You probably think you’re doing everything right, don’t you? Well, the worst place to keep butter is in a butter dish, and the worst place to keep the butter dish is in the “butter keeper” of your refrigerator.

Butter dishes were invented to facilitate serving, not preserving. Because they’re not airtight, the butter’s surface is exposed to air and can oxidize and become rancid.

Butter compartments should be banned. Many of them have little heaters inside to keep the butter at a slightly warmer temperature than the rest of the fridge to make it easier to spread. But the warmer temperature speeds up oxidation of the fat.

I keep my butter in the freezer compartment, tightly enveloped in plastic wrap. Yes, it’s hard as a rock when I want to use it, but a sharp knife can whack off a piece that will warm up and soften rather quickly.

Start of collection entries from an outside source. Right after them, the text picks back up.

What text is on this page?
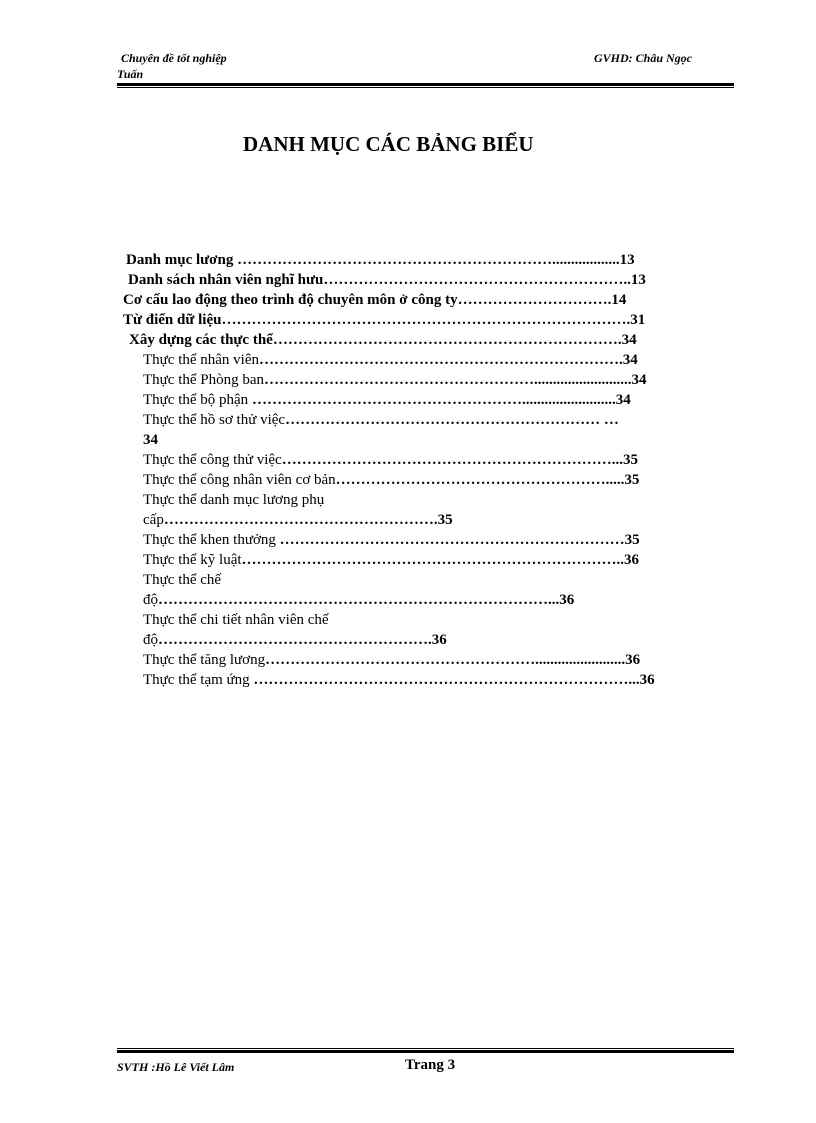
Chuyên đề tốt nghiệp
Tuấn
GVHD: Châu Ngọc
DANH MỤC CÁC BẢNG BIỂU
Danh mục lương ………………………………………………………..................13
Danh sách nhân viên nghĩ hưu……………………………………………………..13
Cơ cấu lao động theo trình độ chuyên môn ở công ty………………………….14
Từ điển dữ liệu……………………………………………………………………….31
Xây dựng các thực thể…………………………………………………………….34
Thực thể nhân viên……………………………………………………………….34
Thực thể Phòng ban………………………………………………..........................34
Thực thể bộ phận ……………………………………………….........................34
Thực thể hồ sơ thử việc……………………………………………………… …
34
Thực thể công thử việc…………………………………………………………...35
Thực thể công nhân viên cơ bản……………………………………………….....35
Thực thể danh mục lương phụ
cấp……………………………………………….35
Thực thể khen thưởng ……………………………………………………………35
Thực thể kỹ luật…………………………………………………………………..36
Thực thể chế
độ……………………………………………………………………...36
Thực thể chi tiết nhân viên chế
độ……………………………………………….36
Thực thể tăng lương………………………………………………........................36
Thực thể tạm ứng …………………………………………………………………...36
SVTH :Hồ Lê Viết Lâm	Trang 3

SAINTS (AND CHEMICALS) PRESERVE US!

I’ve always wondered why some foods go bad so quickly even if refrigerated, while others seem to last forever without refrigeration. Things like opened mustard and ketchup bottles can last for weeks outside the refrigerator, and cheese, honey, and peanut butter can survive at room temperature for even longer. Is there any general way to estimate how long a food will last?

Would that life were that simple! There can be no single rule that covers all the foods we consume—an almost infinite number of combinations of thousands of different proteins, carbohydrates, fats, and minerals that make up our omnivorous diet. “Going bad” can refer to the effects of bacteria, molds, and yeasts; heat; oxidation from exposure to air; or enzymes in the foods themselves. Enzymes in fruits, for example, are there specifically to hasten their ripening, maturing, and ultimate decay.